Mme de Maulde approuva de bonne grâce :
— N’est-ce pas, elle est très bien ? C’est la nouvelle institutrice de Josette.
— Une institutrice ?… Mais elle a l’air d’une duchesse !
— Je crois qu’elle appartient à la noblesse. Son père était un général ou colonel, je ne me souviens plus, qui est mort subitement il y a quelques mois et l’a laissée sans aucune fortune.
— Mais c’est tout à fait un roman ce que vous contez là, chère madame. Prenez garde, un jour ou l’autre, fatalement, le roman finira par un mariage. Car elle n’est pas seulement très distinguée, l’institutrice de Josette, mais fort jolie femme… en son genre…

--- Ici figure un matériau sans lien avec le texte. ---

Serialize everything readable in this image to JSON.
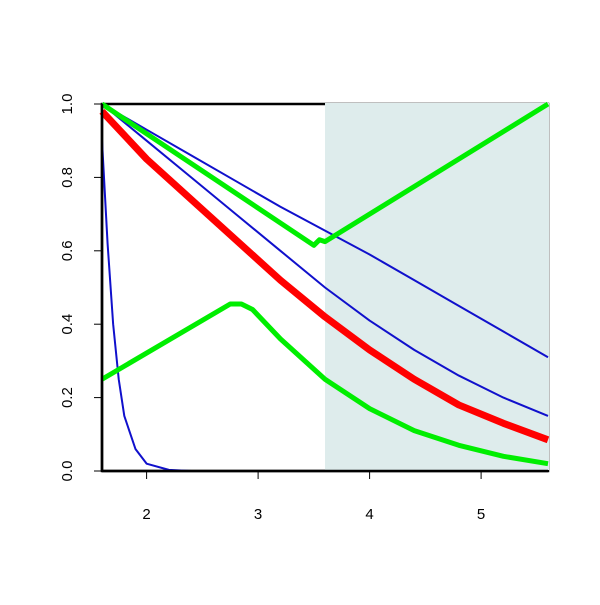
{
  "chart_data": {
    "type": "line",
    "xlim": [
      1.6,
      5.6
    ],
    "ylim": [
      0,
      1
    ],
    "xticks": [
      2,
      3,
      4,
      5
    ],
    "yticks": [
      {
        "value": 0,
        "label": "0.0"
      },
      {
        "value": 0.2,
        "label": "0.2"
      },
      {
        "value": 0.4,
        "label": "0.4"
      },
      {
        "value": 0.6,
        "label": "0.6"
      },
      {
        "value": 0.8,
        "label": "0.8"
      },
      {
        "value": 1,
        "label": "1.0"
      }
    ],
    "highlight_x": [
      3.6,
      5.6
    ],
    "highlight_color": "#deecec",
    "series": [
      {
        "color": "#1010cc",
        "width": 2,
        "x": [
          1.6,
          2.0,
          2.4,
          2.8,
          3.2,
          3.6,
          4.0,
          4.4,
          4.8,
          5.2,
          5.6
        ],
        "values": [
          1.0,
          0.93,
          0.86,
          0.79,
          0.72,
          0.655,
          0.59,
          0.52,
          0.45,
          0.38,
          0.31
        ]
      },
      {
        "color": "#1010cc",
        "width": 2,
        "x": [
          1.6,
          2.0,
          2.4,
          2.8,
          3.2,
          3.6,
          4.0,
          4.4,
          4.8,
          5.2,
          5.6
        ],
        "values": [
          1.0,
          0.9,
          0.8,
          0.7,
          0.6,
          0.5,
          0.41,
          0.33,
          0.26,
          0.2,
          0.15
        ]
      },
      {
        "color": "#1010cc",
        "width": 2,
        "x": [
          1.6,
          1.65,
          1.7,
          1.75,
          1.8,
          1.9,
          2.0,
          2.2,
          2.4,
          5.6
        ],
        "values": [
          0.9,
          0.62,
          0.4,
          0.25,
          0.15,
          0.06,
          0.02,
          0.003,
          0,
          0
        ]
      },
      {
        "color": "#ff0000",
        "width": 7,
        "x": [
          1.6,
          2.0,
          2.4,
          2.8,
          3.2,
          3.6,
          4.0,
          4.4,
          4.8,
          5.2,
          5.6
        ],
        "values": [
          0.98,
          0.85,
          0.74,
          0.63,
          0.52,
          0.42,
          0.33,
          0.25,
          0.18,
          0.13,
          0.085
        ]
      },
      {
        "color": "#00ee00",
        "width": 5,
        "x": [
          1.6,
          3.5,
          3.55,
          3.6,
          5.6
        ],
        "values": [
          1.0,
          0.615,
          0.63,
          0.625,
          1.0
        ]
      },
      {
        "color": "#00ee00",
        "width": 5,
        "x": [
          1.6,
          2.75,
          2.85,
          2.95,
          3.2,
          3.6,
          4.0,
          4.4,
          4.8,
          5.2,
          5.6
        ],
        "values": [
          0.25,
          0.455,
          0.455,
          0.44,
          0.36,
          0.25,
          0.17,
          0.11,
          0.07,
          0.04,
          0.02
        ]
      }
    ]
  }
}
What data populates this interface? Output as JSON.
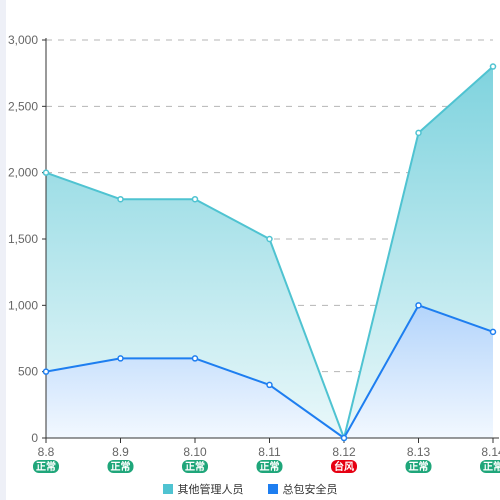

Elle s’arrêta court, ne voulant pas achever :
— Et il me semble que c’est aussi l’avis de M. de Moraines qui s’y connaît.
Mais avec une lueur de curiosité malicieuse, elle contempla un instant le groupe formé par Ghislaine et Gérard de Moraines qui, courtoisement, était venu la saluer et lui avançait un fauteuil. Elle était encore debout sous la clarté d’une haute lampe, harmonieusement élégante et souple dans sa longue robe noire qui la grandissait encore. Et, sous la lumière blonde que versait l’abat-jour de soie jaune, la peau trop blanche se dorait, les cheveux fauves s’illuminaient de reflets clairs qui nimbaient la tête fine, gravement mélancolique, dans sa grâce un peu altière.